I'd like to find small degree polynomials in $\mathbb{Z}[x]$ having no rational roots but admitting roots in all $\mathbb{Z}_p$ for every prime $p$.
Low degree examples:
$(x^2-q)(x^2-r)(x^2-qr)$ where $r,q$ are prime numbers such that $\left(\frac{q}{r}\right)=\left(\frac{r}{q}\right)=1$ and one of $q,r,qr$ is $1$ mod $8$ (eg 13 and 17). Indeed, this works for if $p\ne 2,q,r$ is prime, one of $q,r,qr$ must be a square mod $p$ by multplicativity of legendre symbol, all of these are nonzero so we can lift with Hensel.
If $p=q$ or $p=r$, there is a nonzero root mod $p$ by the way we chose $q,r$. Lift this root with Hensel.
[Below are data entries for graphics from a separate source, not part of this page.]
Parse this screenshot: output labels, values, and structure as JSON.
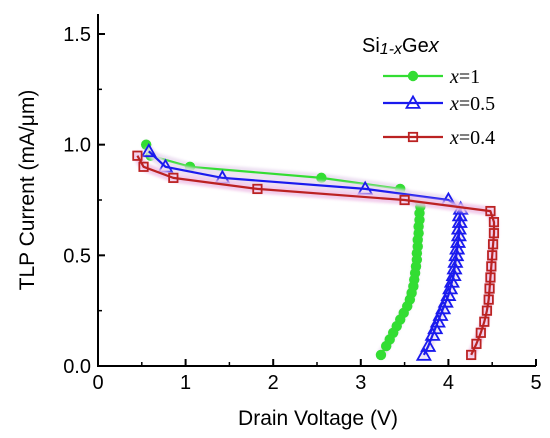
{
  "chart_data": {
    "type": "line",
    "xlabel": "Drain Voltage (V)",
    "ylabel": "TLP Current (mA/μm)",
    "xlim": [
      0,
      5
    ],
    "ylim": [
      0,
      1.6
    ],
    "xticks": [
      0,
      1,
      2,
      3,
      4,
      5
    ],
    "xtick_labels": [
      "0",
      "1",
      "2",
      "3",
      "4",
      "5"
    ],
    "yticks": [
      0.0,
      0.5,
      1.0,
      1.5
    ],
    "ytick_labels": [
      "0.0",
      "0.5",
      "1.0",
      "1.5"
    ],
    "grid": false,
    "legend_position": "top-right",
    "legend": {
      "title_parts": [
        "Si",
        "1-x",
        "Ge",
        "x"
      ],
      "entries": [
        {
          "var": "x",
          "value": "=1"
        },
        {
          "var": "x",
          "value": "=0.5"
        },
        {
          "var": "x",
          "value": "=0.4"
        }
      ]
    },
    "series": [
      {
        "marker": "circle-filled",
        "color": "#33dd33",
        "glow": "#eadcf0",
        "points": [
          [
            0.55,
            1.0
          ],
          [
            0.6,
            0.95
          ],
          [
            1.05,
            0.9
          ],
          [
            2.55,
            0.85
          ],
          [
            3.45,
            0.8
          ],
          [
            3.68,
            0.72
          ],
          [
            3.67,
            0.69
          ],
          [
            3.67,
            0.66
          ],
          [
            3.66,
            0.63
          ],
          [
            3.66,
            0.6
          ],
          [
            3.65,
            0.57
          ],
          [
            3.65,
            0.54
          ],
          [
            3.64,
            0.51
          ],
          [
            3.64,
            0.48
          ],
          [
            3.63,
            0.45
          ],
          [
            3.62,
            0.42
          ],
          [
            3.61,
            0.39
          ],
          [
            3.6,
            0.36
          ],
          [
            3.58,
            0.33
          ],
          [
            3.56,
            0.3
          ],
          [
            3.53,
            0.27
          ],
          [
            3.49,
            0.24
          ],
          [
            3.45,
            0.21
          ],
          [
            3.41,
            0.18
          ],
          [
            3.37,
            0.15
          ],
          [
            3.33,
            0.12
          ],
          [
            3.29,
            0.09
          ],
          [
            3.23,
            0.05
          ]
        ]
      },
      {
        "marker": "triangle-open",
        "color": "#1a1aee",
        "glow": "#eadcf0",
        "points": [
          [
            0.58,
            0.97
          ],
          [
            0.77,
            0.9
          ],
          [
            1.42,
            0.85
          ],
          [
            3.05,
            0.8
          ],
          [
            4.0,
            0.75
          ],
          [
            4.14,
            0.71
          ],
          [
            4.13,
            0.68
          ],
          [
            4.13,
            0.65
          ],
          [
            4.12,
            0.62
          ],
          [
            4.12,
            0.59
          ],
          [
            4.11,
            0.56
          ],
          [
            4.1,
            0.53
          ],
          [
            4.09,
            0.5
          ],
          [
            4.08,
            0.47
          ],
          [
            4.07,
            0.44
          ],
          [
            4.06,
            0.41
          ],
          [
            4.04,
            0.38
          ],
          [
            4.02,
            0.35
          ],
          [
            4.0,
            0.32
          ],
          [
            3.97,
            0.29
          ],
          [
            3.94,
            0.26
          ],
          [
            3.91,
            0.23
          ],
          [
            3.88,
            0.2
          ],
          [
            3.85,
            0.17
          ],
          [
            3.82,
            0.14
          ],
          [
            3.77,
            0.09
          ],
          [
            3.72,
            0.05
          ]
        ]
      },
      {
        "marker": "square-open",
        "color": "#bb2222",
        "glow": "#f0c4e8",
        "points": [
          [
            0.45,
            0.95
          ],
          [
            0.52,
            0.9
          ],
          [
            0.86,
            0.85
          ],
          [
            1.82,
            0.8
          ],
          [
            3.5,
            0.75
          ],
          [
            4.48,
            0.7
          ],
          [
            4.52,
            0.65
          ],
          [
            4.52,
            0.6
          ],
          [
            4.51,
            0.55
          ],
          [
            4.5,
            0.5
          ],
          [
            4.49,
            0.45
          ],
          [
            4.48,
            0.4
          ],
          [
            4.47,
            0.35
          ],
          [
            4.46,
            0.3
          ],
          [
            4.44,
            0.25
          ],
          [
            4.41,
            0.2
          ],
          [
            4.37,
            0.15
          ],
          [
            4.32,
            0.1
          ],
          [
            4.26,
            0.05
          ]
        ]
      }
    ]
  }
}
If $p=2$, there is a root mod $8$ not divisible by $2$ and use Hensel again.this question claims that the polynomial $(x^2+31)(x^3+x+1)$ works. (proof here)
There certainly do not exist such polynomials of degree 2, because if $ax^2+bx+c=0$ has a solution mod $p$ for all primes $p$, then $b-4ac$ is a square mod every prime and hence an integral square, so a rational solution exists.
I do not expect there to be such polynomials of degree 3 or 4, how can I show this?
If $f$ is an irreducible polynomial, then there are primes where $f$ is inert, and thus does not have a root in the corresponding finite field.
This lets us rule out the case of quadratic or cubic polynomials.
If $f$ is a reducible squarefree quartic without root, then it is the product of two irreducible quadratics. Its Galois group is either $\mathbb{Z}/2\mathbb{Z}$, or $(\mathbb{Z} / 2 \mathbb{Z})^2$. Either way, there exist Galois elements that have no fixed points among the roots, and thus there is some prime where $f$ does not have a root.
This argument breaks down in degree 5, which is why we see examples. Consider an irreducible cubic with Galois group $S_3$. This has a cubic and quadratic subfield, and let $f$ be the product of the two defining polynomials.
Letting $c$ denote roots of the cubic and $q$ roots of the quadratic, the only possible cycle structure that permutes the roots without fixed points is $(ccc)(qq)$; however this permutation has order six and cannot be an element of $S_3$. Consequently, $f$ has a root in every finite field.